Bret belongs in the small, elite group of strong players but tertiary characters. Bret did a good job of navigating between many alliances along the course of the game. He started with Chris on Gen X, then moved to align with Zeke (which the two shared an cool emotional moment where they shared about their sexuality), then stuck with Sunday after Zeke’s blindside, and later tried to ride with Adam to the end until he met a blindside at the hands David, Ken, and Hannah.
Season — Survivor 42 (8th)
Survivor Resume — Aggressive strategic player. Outspoken person. Face blemish.
Hai’s strong start to the season unfortunately ended in a humbling blindside. Hai won out in the early deadlocked tribal council within his tribe by sticking with his ally Lydia, which opened a door for Hai to work with Mike into the merge. Hai joined the merge majority and immediately looked to become a big mover within the group. He made his “big move” at a split tribal council by getting a Rocksroy blindside done, but it left him exposed in the next tribal council when Omar orchestrated Hai’s own exit through Mike.
Season — Winners at War (14th)
Survivor Resume — Winner of Cook Islands. Very smart dude.
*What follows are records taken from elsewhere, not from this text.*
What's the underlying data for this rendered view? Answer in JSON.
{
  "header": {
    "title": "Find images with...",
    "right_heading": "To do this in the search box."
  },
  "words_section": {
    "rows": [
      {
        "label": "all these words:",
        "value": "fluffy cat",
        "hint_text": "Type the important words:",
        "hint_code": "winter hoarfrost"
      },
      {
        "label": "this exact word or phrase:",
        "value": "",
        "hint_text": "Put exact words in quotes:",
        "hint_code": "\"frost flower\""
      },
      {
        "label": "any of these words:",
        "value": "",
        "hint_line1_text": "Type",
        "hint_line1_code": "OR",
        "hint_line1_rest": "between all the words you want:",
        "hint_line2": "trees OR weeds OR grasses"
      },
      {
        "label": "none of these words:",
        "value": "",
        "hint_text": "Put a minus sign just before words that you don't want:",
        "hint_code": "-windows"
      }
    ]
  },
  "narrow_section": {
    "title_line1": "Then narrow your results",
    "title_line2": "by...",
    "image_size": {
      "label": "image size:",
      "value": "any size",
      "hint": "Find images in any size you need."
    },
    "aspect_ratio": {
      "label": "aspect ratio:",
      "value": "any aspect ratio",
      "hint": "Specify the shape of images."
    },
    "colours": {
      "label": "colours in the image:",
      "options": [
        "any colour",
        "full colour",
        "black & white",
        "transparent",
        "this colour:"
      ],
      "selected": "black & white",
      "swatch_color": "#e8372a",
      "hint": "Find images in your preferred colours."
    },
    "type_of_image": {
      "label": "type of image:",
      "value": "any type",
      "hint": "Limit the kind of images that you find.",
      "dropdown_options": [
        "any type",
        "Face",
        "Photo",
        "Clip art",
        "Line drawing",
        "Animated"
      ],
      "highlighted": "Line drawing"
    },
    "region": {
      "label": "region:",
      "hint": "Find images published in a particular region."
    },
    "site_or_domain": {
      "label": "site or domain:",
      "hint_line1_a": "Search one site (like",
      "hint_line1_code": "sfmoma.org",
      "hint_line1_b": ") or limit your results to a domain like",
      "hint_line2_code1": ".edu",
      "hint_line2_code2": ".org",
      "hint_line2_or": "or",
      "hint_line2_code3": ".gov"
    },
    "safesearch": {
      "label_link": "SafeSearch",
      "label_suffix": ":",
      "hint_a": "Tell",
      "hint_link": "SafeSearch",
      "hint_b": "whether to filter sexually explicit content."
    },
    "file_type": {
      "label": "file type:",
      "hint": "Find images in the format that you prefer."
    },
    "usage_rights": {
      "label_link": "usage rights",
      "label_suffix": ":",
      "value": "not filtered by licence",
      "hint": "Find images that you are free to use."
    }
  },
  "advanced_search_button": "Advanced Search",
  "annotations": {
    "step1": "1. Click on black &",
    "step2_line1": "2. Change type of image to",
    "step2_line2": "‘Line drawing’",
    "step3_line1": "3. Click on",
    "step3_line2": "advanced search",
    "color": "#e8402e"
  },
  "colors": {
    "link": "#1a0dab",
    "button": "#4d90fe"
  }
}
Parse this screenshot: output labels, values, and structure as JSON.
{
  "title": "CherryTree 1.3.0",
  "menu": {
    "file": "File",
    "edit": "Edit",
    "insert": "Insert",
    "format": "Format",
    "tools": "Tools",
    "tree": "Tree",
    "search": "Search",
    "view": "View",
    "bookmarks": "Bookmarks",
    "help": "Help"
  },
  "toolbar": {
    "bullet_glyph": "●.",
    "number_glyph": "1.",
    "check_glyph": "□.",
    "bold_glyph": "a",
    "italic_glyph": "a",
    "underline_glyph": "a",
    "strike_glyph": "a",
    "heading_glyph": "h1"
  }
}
As an old school player with little connections to other winners in the ultimate all-winners season, Yul made the most of his unfortunate position. In his original tribe Yul brought together other less-connected winners like Sophie, Wendell, and Nick together for a discreet alliance, which held a lot of power early in the game. Once the tribe swap hit however, the numbers started to turn against Yul as a threatening strategic and social presence, and he was voted out by the new school players right before the merge in favor of keeping Michele around. It was a sad way to see a legend in the game go home because he felt powerless in the face of reputation and a not-so-secret “new school over old school” agenda, but given the bad hand he was dealt Yul really did a lot with his game, and that has to be commended.